Re: The lessons from our childhood have not been heeded.
http://www.abc.net.au/news/stories/2010/10/22/3045130.htm
By Leigh Sales
Updated Fri Oct 22, 2010 7:28am AEDT
Well-readhead: What is enough?
"What is enough?" It's a question that seems to be coming up a lot in public debate, particularly around issues of sustainability. (ABC News)
Remember all the things you learned at school: the periodic table and calculus and Egyptian pharaohs and dangling participles and the causes of the First World War.
Now think about what you learned at school that is actually useful in your everyday life today. Excluding obvious basics such as reading, writing and arithmetic, I'd nominate two things, neither of which I imagined would turn out to be so handy. The first is touch typing. The second is what the teacher announced in the opening class of Grade 11 economics: wants are unlimited but resources are limited.
It's something I think about all the time. For example, I like to imagine that if I had an iPad with The New Yorker application on it, I'd be perfectly happy for the rest of my life.

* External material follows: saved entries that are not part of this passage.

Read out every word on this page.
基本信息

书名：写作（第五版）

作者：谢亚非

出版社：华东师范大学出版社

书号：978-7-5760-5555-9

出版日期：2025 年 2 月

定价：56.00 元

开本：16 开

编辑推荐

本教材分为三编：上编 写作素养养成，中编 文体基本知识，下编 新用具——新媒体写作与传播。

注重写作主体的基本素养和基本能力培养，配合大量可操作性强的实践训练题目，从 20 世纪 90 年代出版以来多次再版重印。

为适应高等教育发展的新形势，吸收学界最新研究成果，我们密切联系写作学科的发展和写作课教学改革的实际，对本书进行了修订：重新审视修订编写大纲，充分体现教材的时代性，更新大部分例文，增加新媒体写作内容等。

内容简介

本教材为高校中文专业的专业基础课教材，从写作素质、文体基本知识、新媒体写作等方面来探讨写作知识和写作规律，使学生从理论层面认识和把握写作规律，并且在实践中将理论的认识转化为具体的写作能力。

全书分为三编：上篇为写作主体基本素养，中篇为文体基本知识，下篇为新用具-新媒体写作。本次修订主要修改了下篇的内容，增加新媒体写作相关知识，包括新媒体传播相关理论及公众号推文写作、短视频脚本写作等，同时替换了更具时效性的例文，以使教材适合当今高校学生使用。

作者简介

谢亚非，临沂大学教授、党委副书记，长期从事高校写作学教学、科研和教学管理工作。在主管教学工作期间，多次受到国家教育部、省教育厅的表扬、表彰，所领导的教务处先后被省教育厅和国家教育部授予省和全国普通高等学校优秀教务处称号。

Sadly though, I predict that soon after, there'd be a strong hankering for a stylish red leather pouch for said iPad. The wants/resources issue is not just about 'stuff' either. It equally applies to ambitions, relationships, work, food, everything.
When I recently tweeted the wants/resources maxim, I was surprised at how many people identified with it. It prompted others to write of economic concepts that had made lasting impressions because they offered life lessons not just economic ones: opportunity cost, the law of diminishing returns and marginal utility among them.

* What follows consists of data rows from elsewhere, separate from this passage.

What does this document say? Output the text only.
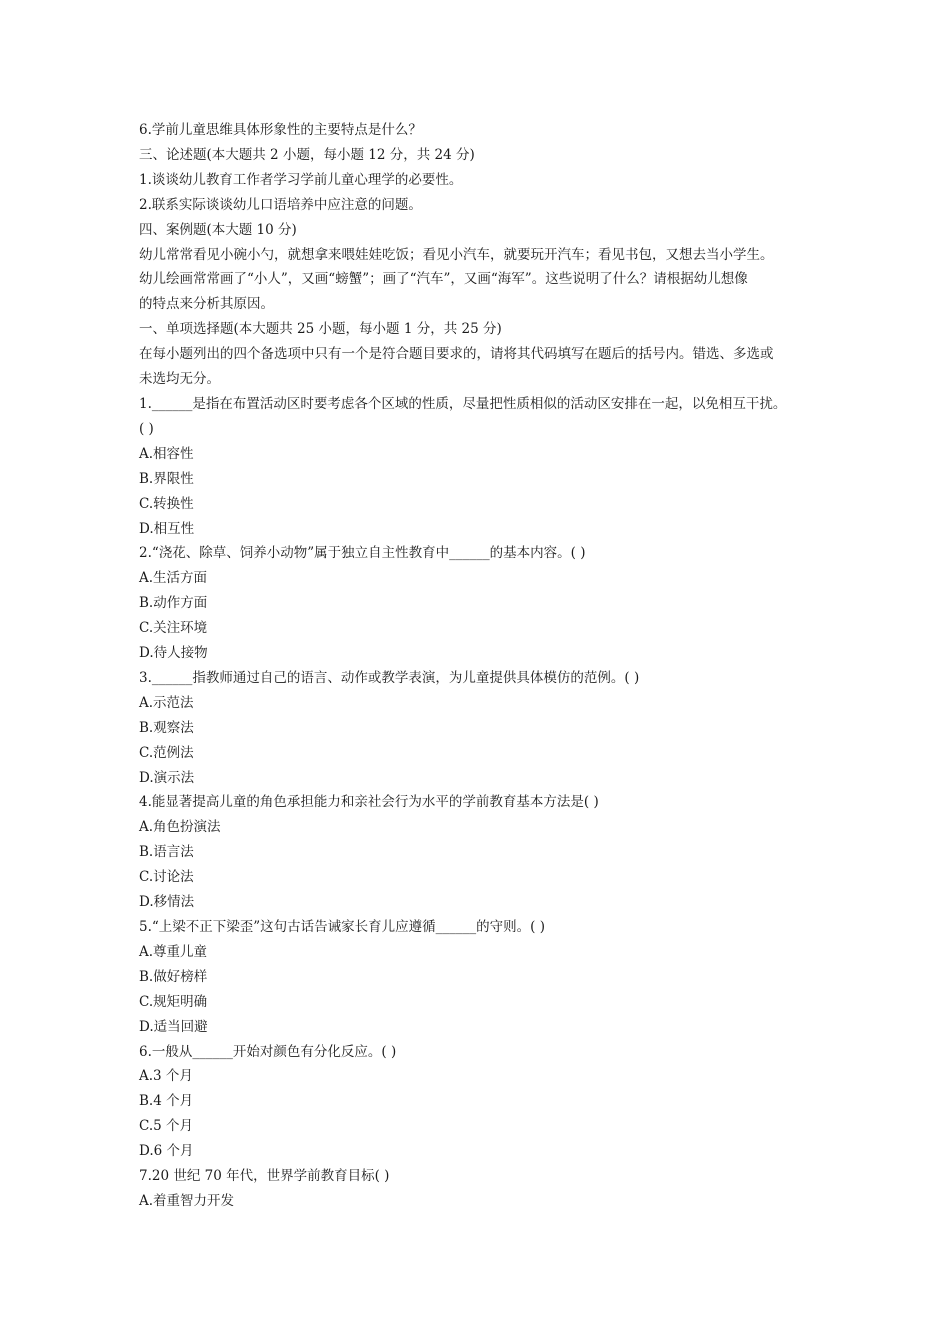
6.学前儿童思维具体形象性的主要特点是什么？
三、论述题(本大题共 2 小题，每小题 12 分，共 24 分)
1.谈谈幼儿教育工作者学习学前儿童心理学的必要性。
2.联系实际谈谈幼儿口语培养中应注意的问题。
四、案例题(本大题 10 分)
幼儿常常看见小碗小勺，就想拿来喂娃娃吃饭；看见小汽车，就要玩开汽车；看见书包，又想去当小学生。
幼儿绘画常常画了“小人”，又画“螃蟹”；画了“汽车”，又画“海军”。这些说明了什么？请根据幼儿想像
的特点来分析其原因。
一、单项选择题(本大题共 25 小题，每小题 1 分，共 25 分)
在每小题列出的四个备选项中只有一个是符合题目要求的，请将其代码填写在题后的括号内。错选、多选或
未选均无分。
1.______是指在布置活动区时要考虑各个区域的性质，尽量把性质相似的活动区安排在一起，以免相互干扰。
( )
A.相容性
B.界限性
C.转换性
D.相互性
2.“浇花、除草、饲养小动物”属于独立自主性教育中______的基本内容。( )
A.生活方面
B.动作方面
C.关注环境
D.待人接物
3.______指教师通过自己的语言、动作或教学表演，为儿童提供具体模仿的范例。( )
A.示范法
B.观察法
C.范例法
D.演示法
4.能显著提高儿童的角色承担能力和亲社会行为水平的学前教育基本方法是( )
A.角色扮演法
B.语言法
C.讨论法
D.移情法
5.“上梁不正下梁歪”这句古话告诫家长育儿应遵循______的守则。( )
A.尊重儿童
B.做好榜样
C.规矩明确
D.适当回避
6.一般从______开始对颜色有分化反应。( )
A.3 个月
B.4 个月
C.5 个月
D.6 个月
7.20 世纪 70 年代，世界学前教育目标( )
A.着重智力开发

The idea that "wants are unlimited but resources are limited" leads to the thought, "What is enough?" It's a question that seems to be coming up a lot in public debate, particularly around issues of sustainability. Last week, the environmentalist David Suzuki appeared on Lateline.
"We're not asking the important question: how much is enough? Because with all of this profusion of stuff, there's certainly no correlation with the improvement in whether we're happy; whether it's helped the poorest people in our society," Suzuki argues.

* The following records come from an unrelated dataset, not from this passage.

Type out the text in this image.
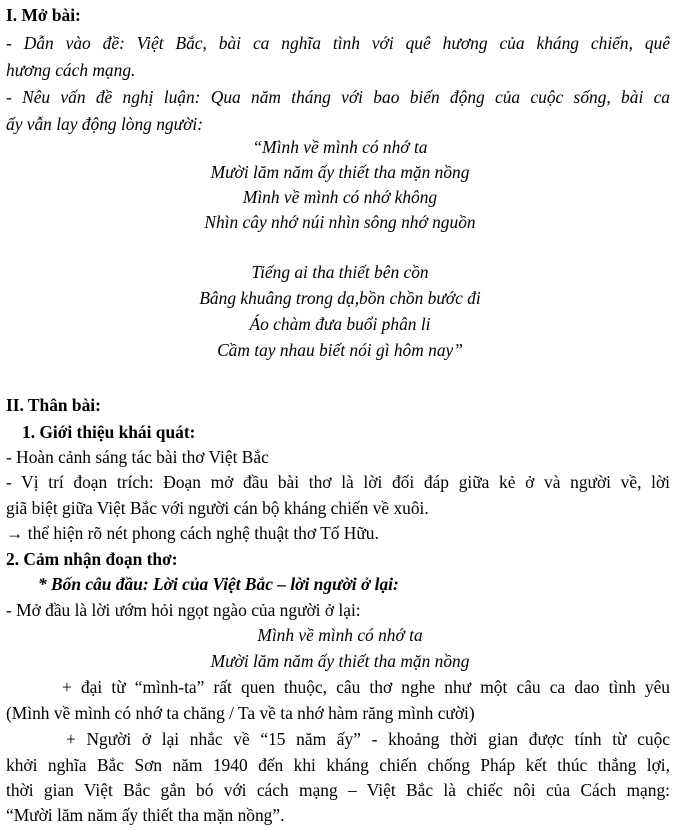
I. Mở bài:
- Dẫn vào đề: Việt Bắc, bài ca nghĩa tình với quê hương của kháng chiến, quê
hương cách mạng.
- Nêu vấn đề nghị luận: Qua năm tháng với bao biến động của cuộc sống, bài ca
ấy vẫn lay động lòng người:
“Mình về mình có nhớ ta
Mười lăm năm ấy thiết tha mặn nồng
Mình về mình có nhớ không
Nhìn cây nhớ núi nhìn sông nhớ nguồn
Tiếng ai tha thiết bên cồn
Bâng khuâng trong dạ,bồn chồn bước đi
Áo chàm đưa buổi phân li
Cầm tay nhau biết nói gì hôm nay”
II. Thân bài:
1. Giới thiệu khái quát:
- Hoàn cảnh sáng tác bài thơ Việt Bắc
- Vị trí đoạn trích: Đoạn mở đầu bài thơ là lời đối đáp giữa kẻ ở và người về, lời
giã biệt giữa Việt Bắc với người cán bộ kháng chiến về xuôi.
→ thể hiện rõ nét phong cách nghệ thuật thơ Tố Hữu.
2. Cảm nhận đoạn thơ:
* Bốn câu đầu: Lời của Việt Bắc – lời người ở lại:
- Mở đầu là lời ướm hỏi ngọt ngào của người ở lại:
Mình về mình có nhớ ta
Mười lăm năm ấy thiết tha mặn nồng
+ đại từ “mình-ta” rất quen thuộc, câu thơ nghe như một câu ca dao tình yêu
(Mình về mình có nhớ ta chăng / Ta về ta nhớ hàm răng mình cười)
+ Người ở lại nhắc về “15 năm ấy” - khoảng thời gian được tính từ cuộc
khởi nghĩa Bắc Sơn năm 1940 đến khi kháng chiến chống Pháp kết thúc thắng lợi,
thời gian Việt Bắc gắn bó với cách mạng – Việt Bắc là chiếc nôi của Cách mạng:
“Mười lăm năm ấy thiết tha mặn nồng”.
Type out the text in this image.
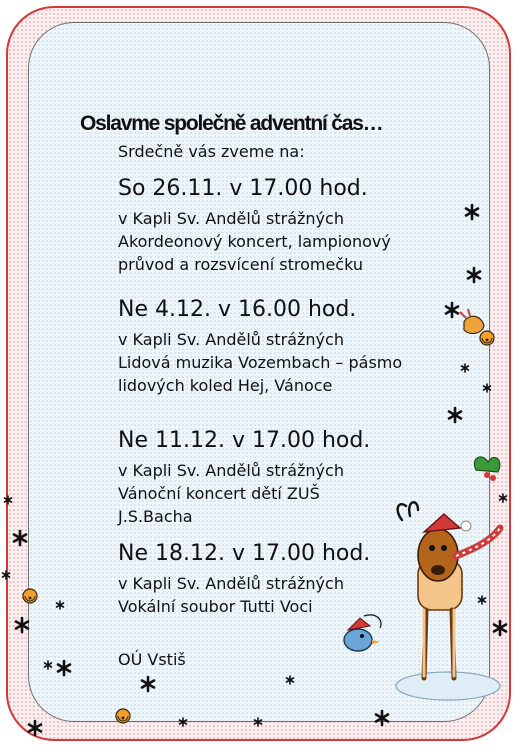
Oslavme společně adventní čas…
Srdečně vás zveme na:
So 26.11. v 17.00 hod.
v Kapli Sv. Andělů strážných
Akordeonový koncert, lampionový
průvod a rozsvícení stromečku
Ne 4.12. v 16.00 hod.
v Kapli Sv. Andělů strážných
Lidová muzika Vozembach – pásmo
lidových koled Hej, Vánoce
Ne 11.12. v 17.00 hod.
v Kapli Sv. Andělů strážných
Vánoční koncert dětí ZUŠ
J.S.Bacha
Ne 18.12. v 17.00 hod.
v Kapli Sv. Andělů strážných
Vokální soubor Tutti Voci
OÚ Vstiš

Suzuki believes we focus too much on economic growth as the key mark of progress in society. Of course, the counter-argument is that economic growth has improved living standards all around the world and that human inventiveness could be the solution to issues such as over-population and resource shortages.
Wherever you stand on that question, it seems clear - particularly watching the current debate about the Murray-Darling Basin - that the relationship between wants and resources remains as intractable as ever.
Nonetheless, an iPad with The New Yorker app would be nice.